La vocación es un proceso que se da de una forma diferente en cada persona. Es un encuentro personal irrepetible entre Dios y el hombre. Por eso, yo te recomendaría que veas todo esto como parte de tu proceso y que no olvides que lo único realmente importante es que tú trates de servir a Dios con honestidad y auténtico amor. Puesta esa base, lo que te recomendaría es que hables con el sacerdote que te conozca, con tu párroco o con el Delegado de Vocaciones y él te ayude a analizar lo que está pasando en tu vida.

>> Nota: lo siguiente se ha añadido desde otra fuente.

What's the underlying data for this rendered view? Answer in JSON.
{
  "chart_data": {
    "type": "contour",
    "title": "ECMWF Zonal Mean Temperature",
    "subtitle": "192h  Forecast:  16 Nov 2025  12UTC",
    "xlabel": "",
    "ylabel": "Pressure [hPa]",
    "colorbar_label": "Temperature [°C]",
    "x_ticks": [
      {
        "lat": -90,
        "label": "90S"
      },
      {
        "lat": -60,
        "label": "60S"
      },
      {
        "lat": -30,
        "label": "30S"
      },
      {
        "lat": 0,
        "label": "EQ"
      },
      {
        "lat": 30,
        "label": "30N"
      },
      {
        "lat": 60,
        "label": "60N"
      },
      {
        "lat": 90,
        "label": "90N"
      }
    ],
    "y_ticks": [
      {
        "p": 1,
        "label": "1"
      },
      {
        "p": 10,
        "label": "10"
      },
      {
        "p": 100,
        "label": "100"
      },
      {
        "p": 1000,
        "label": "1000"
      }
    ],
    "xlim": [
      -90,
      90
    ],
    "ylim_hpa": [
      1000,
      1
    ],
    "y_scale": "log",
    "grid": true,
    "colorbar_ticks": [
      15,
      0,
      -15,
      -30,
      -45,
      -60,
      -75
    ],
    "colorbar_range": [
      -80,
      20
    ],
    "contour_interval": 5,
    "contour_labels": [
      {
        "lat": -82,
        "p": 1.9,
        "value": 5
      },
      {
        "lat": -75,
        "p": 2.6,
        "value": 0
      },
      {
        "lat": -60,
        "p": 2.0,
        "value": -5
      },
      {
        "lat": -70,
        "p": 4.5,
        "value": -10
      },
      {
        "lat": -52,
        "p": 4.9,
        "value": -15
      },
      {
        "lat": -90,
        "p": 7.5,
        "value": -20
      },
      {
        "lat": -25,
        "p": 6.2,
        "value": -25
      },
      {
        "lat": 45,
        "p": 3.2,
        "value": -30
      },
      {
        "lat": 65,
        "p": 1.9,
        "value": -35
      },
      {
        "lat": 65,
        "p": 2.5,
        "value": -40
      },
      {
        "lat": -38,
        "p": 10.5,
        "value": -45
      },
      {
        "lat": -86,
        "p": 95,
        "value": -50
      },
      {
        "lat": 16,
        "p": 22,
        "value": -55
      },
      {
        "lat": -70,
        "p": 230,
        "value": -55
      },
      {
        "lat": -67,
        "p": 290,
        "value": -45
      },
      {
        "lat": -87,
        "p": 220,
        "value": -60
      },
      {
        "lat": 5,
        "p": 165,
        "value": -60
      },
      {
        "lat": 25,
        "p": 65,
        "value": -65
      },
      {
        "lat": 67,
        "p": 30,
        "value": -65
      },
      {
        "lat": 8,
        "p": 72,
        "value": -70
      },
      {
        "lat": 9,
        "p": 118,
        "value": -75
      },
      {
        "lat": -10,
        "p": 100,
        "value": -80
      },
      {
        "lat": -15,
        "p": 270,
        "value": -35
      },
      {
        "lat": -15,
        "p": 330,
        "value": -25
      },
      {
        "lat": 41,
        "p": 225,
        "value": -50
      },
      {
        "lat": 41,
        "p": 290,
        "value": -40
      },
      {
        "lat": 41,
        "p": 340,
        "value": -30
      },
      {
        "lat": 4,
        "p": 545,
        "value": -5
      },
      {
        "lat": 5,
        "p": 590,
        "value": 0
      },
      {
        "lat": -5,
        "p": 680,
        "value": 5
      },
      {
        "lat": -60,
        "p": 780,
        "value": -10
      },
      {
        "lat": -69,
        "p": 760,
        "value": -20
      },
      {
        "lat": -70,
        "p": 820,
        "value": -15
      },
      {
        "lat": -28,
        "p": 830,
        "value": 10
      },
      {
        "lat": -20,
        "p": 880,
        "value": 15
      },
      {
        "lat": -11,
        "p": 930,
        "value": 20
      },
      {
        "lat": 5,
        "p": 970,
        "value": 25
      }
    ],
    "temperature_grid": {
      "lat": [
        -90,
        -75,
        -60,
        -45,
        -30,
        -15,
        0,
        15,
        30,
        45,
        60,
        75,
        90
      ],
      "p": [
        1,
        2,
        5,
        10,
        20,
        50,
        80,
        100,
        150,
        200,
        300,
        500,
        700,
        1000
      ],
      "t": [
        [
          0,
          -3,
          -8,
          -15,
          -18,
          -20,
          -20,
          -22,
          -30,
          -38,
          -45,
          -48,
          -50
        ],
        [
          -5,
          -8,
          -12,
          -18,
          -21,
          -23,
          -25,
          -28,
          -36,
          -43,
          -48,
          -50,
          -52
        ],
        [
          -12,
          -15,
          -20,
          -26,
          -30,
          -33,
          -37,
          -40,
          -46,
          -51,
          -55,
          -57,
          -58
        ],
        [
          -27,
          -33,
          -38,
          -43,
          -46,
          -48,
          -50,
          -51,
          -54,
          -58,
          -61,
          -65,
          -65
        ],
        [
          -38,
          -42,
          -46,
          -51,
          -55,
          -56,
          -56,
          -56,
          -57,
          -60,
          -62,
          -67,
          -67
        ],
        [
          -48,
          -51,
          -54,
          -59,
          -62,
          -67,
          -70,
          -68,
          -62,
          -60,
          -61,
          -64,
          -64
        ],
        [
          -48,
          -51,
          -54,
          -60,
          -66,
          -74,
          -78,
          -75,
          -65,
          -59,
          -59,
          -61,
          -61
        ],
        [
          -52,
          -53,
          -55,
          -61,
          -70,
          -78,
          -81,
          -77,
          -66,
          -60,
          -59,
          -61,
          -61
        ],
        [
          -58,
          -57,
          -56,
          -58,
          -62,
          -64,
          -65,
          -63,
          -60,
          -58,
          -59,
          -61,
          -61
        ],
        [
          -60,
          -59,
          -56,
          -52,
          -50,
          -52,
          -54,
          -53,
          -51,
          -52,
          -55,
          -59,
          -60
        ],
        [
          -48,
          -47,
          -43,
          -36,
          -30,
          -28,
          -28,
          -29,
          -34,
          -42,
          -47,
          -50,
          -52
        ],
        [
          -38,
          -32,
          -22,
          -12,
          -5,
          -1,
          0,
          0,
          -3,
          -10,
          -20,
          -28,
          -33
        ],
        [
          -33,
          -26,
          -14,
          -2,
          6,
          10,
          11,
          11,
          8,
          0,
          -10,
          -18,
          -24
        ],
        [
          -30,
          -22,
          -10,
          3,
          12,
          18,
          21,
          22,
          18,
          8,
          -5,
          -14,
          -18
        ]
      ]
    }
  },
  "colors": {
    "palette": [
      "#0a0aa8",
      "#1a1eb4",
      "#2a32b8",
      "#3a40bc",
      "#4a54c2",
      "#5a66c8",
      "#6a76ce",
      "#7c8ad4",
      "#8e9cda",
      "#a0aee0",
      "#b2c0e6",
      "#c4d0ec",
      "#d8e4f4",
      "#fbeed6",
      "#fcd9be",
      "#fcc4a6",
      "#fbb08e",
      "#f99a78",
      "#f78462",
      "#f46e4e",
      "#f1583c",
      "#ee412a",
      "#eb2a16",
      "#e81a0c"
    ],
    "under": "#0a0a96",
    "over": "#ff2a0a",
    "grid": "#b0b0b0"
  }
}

No deseches la posibilidad de que, si un día dijiste que no a Dios por egoísmo, miedo o la razón que haya sido, ahora puedas cambiar y decirle un SÍ. Claro que esto depende de muchos factores, por esta razón es preciso que hables. Recuerda que lo importante es que busques a Dios con honestidad.

No creas que Dios te cierra la puerta porque hayas llevado una vida desordenada, el encuentro con Él siempre es posible y su misericordia es real. Si Dios se ha hecho presente en el horizonte de tu vida, fíate y síguelo. A partir de ahora comienza una aventura nueva, abre los ojos y espabila los oídos, que Dios te está hablando al corazón.

Ánimo. Aumenta todo lo que puedas la práctica de la oración y deja que el Señor llene tu vida.